Max Weber Politics As A Vocation

Max Weber’s Politics as a Vocation is the second in a series of lectures (Science as A vocation was the first) delivered on the 28th of January 1919 at a “Free Students Union” gathering in Bavarian). This lecture was initially given based on handwritten transcripts which were written down and later published as an essay in July 1919. The essay which was initially written in German was also, after the end of the Second World War, translated to English to cover a wider audience.

In this essay, Weber broadly talked about politics as a career. He, for general understanding, also provided alternate ideas on the concepts of state, politics, and politics as a career choice and gave enlightenment on the several types of political leaders that we have in the political world. Weber started by outlining his definitions of what political organization, state, politics, etc., are from a sociological point of view. Firstly, he defined “politics” as “the leadership or influence exercised by leaders of a political organization; in other words, of a state”.

He went on to define what a state (or political organization) is: “a human community that (successfully) claims the monopoly of the legitimate use of physical force.” (Rampersad, no date; Gerth and Mill, 1946). Weber viewed the state as an entity that holds the monopoly over the use of legitimate powerful control in a given territory.

“The state is seen as the sole grantor of the ‘right’ to physical force. Therefore, ‘politics’ in our case would mean the pursuit for a portion of power or for influencing the division of power whether it is between states, or between groups of people which the state encompasses.”

Weber’s notion of the state is based on violence. We can deduce here that he must have drawn on Thomas Hobbs’ State of Nature, in which the state and violence are said to share a rather close connection. This state-violence notion can be confirmed if we closely examine the politics of every state all around the world. Violent occurrences have occurred in different states, especially in Africa where the tussle for power is even more rigid, to confirm this. In the General Elections of Nigeria in 2019 for example, cases of snatched electoral boxes and political killings by political thugs, assigned by big politicians, were reported in different regions and states of the country.

Based on Weber’s definition of the state, he went on to provide three justifying principles on the legitimacy of the political domination of the state. They are traditional, charismatic and have legal authority. Traditional authority is monarchical; a leader transfers their role to their chosen heir who also does the same — the line goes on and on. With charismatic authority, “legitimacy comes from the personality and leadership qualities of the leader themselves” (Rampersad, no date). Lastly, Weber explains legal authority as one which is officially and legally attached to certain public posts and statuses.

Weber explicitly explained in his speech the two ways by which a politician can make politics their vocation; those who live off politics and those who live for politics

According to him, “the one who lives for politics makes politics, his life an internal sense while the one who lives off politics strives to make politics a perpetual source of income simply because it’s their ‘bread and butter” (Rampersad, no date). This is to say politics is made into a permanent means of income. This set of politicians is driven by their greediness as well as the strong desire to seriously accumulate wealth and retain high social statuses.

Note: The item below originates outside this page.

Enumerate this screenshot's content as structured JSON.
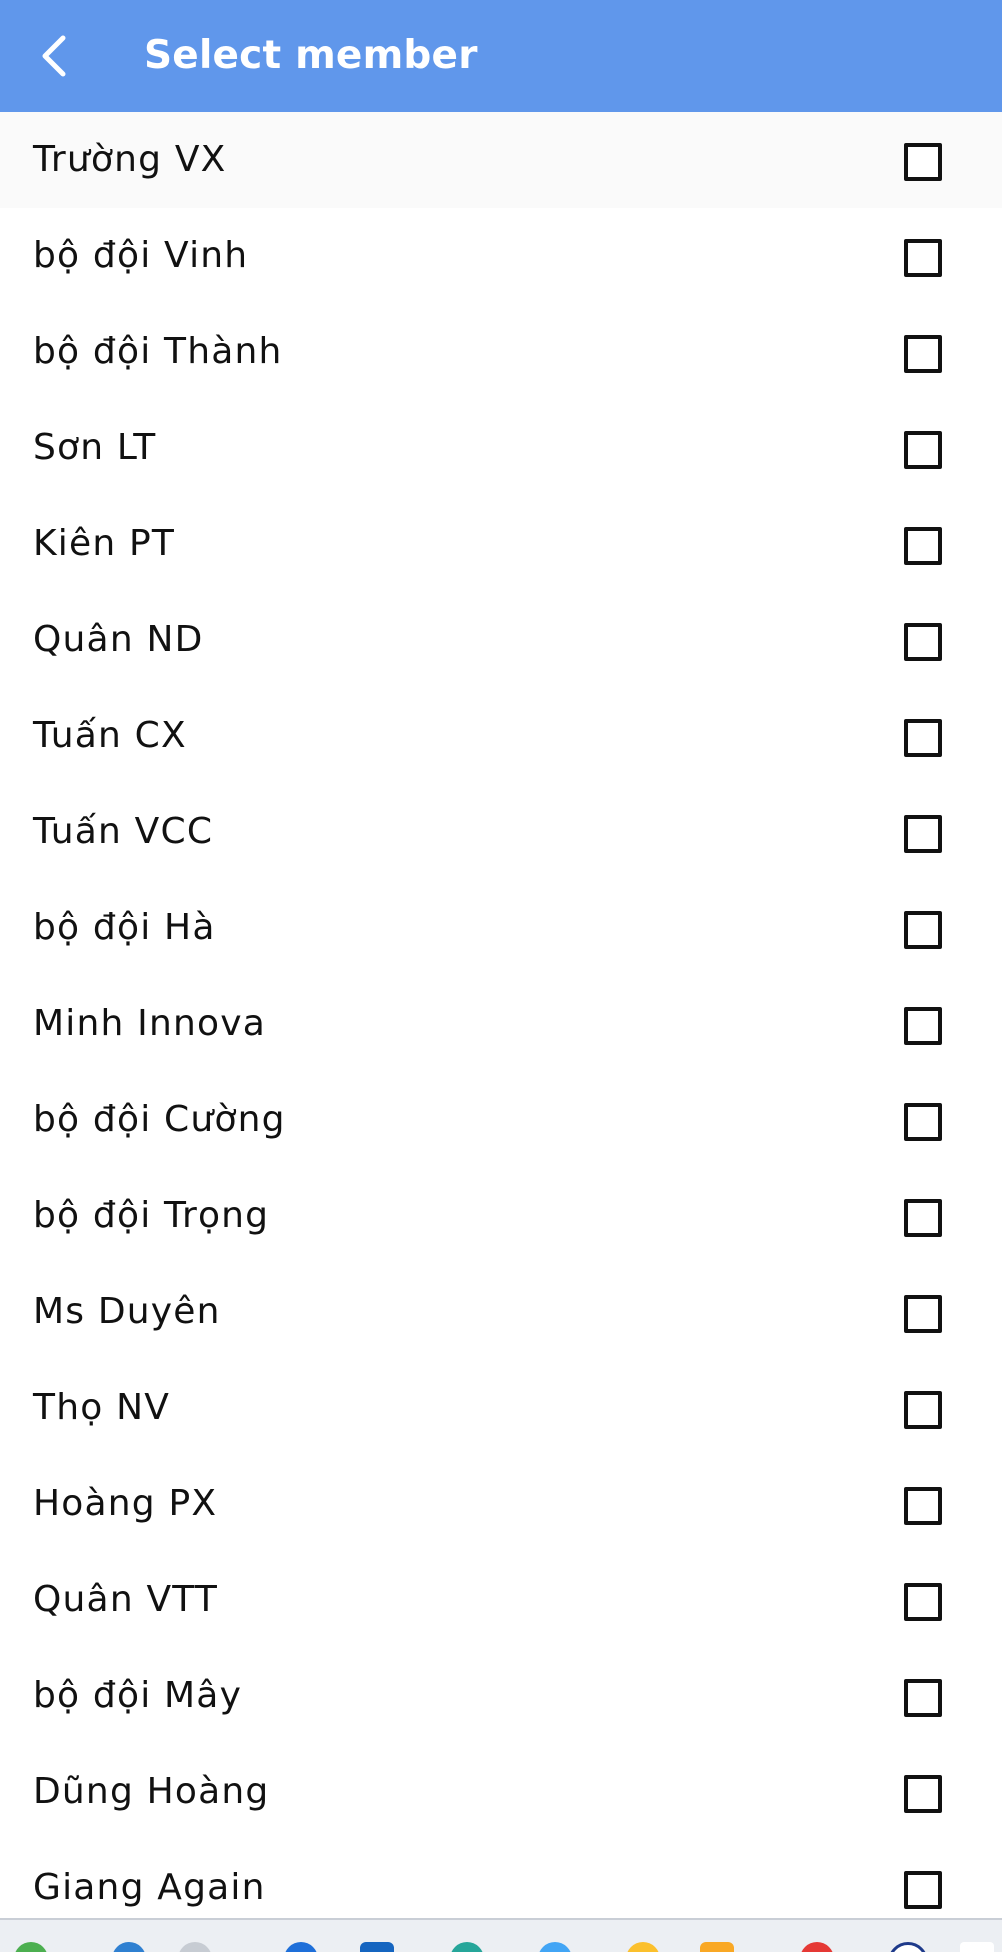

Rampersad (no date) further explains in her analysis of Weber’s essay that “those who live for politics, are the ones who have other means of income and are also actively involved with the society to fix societal ills. For this politics, politics is their passion while the monetary gains are just secondary to their desire.” Although many politicians get into politics for the monetary gain they stand to enjoy, the chief or primary aim of many of them is to fix their political organization and make it better.

Weber went on to describe the qualities of politicians, stating that “vanity”, that is the lack of objectivity and irresponsibility, according to Rampersad (no date), is a prevailing problem amongst politicians all around.

The comprehensive analysis Weber provided on politics and the state is quite satisfying when examined in the context of the present world day politics. He was not only able to capture the essential elements visible to all, but he was also able to provide relevant representations to back up his assertions. However, as revealing as his essay is, there are still certain limitations we have to look out for. His idealistic and superficial perception of politicians as perfect and infallible social characters is one of the apparent limitations that can be pointed out.

Another limitation, as pointed out by Rampersad is the “hasty generalization when he says religion has no room in politics because politics demands ruthlessness apart from violence whereas religion, on the other hand, preaches uprightness and humility.”

Beyond these limitations, Weber was able to provide express illumination on politics, leadership, the state and some other relevant sociological concepts.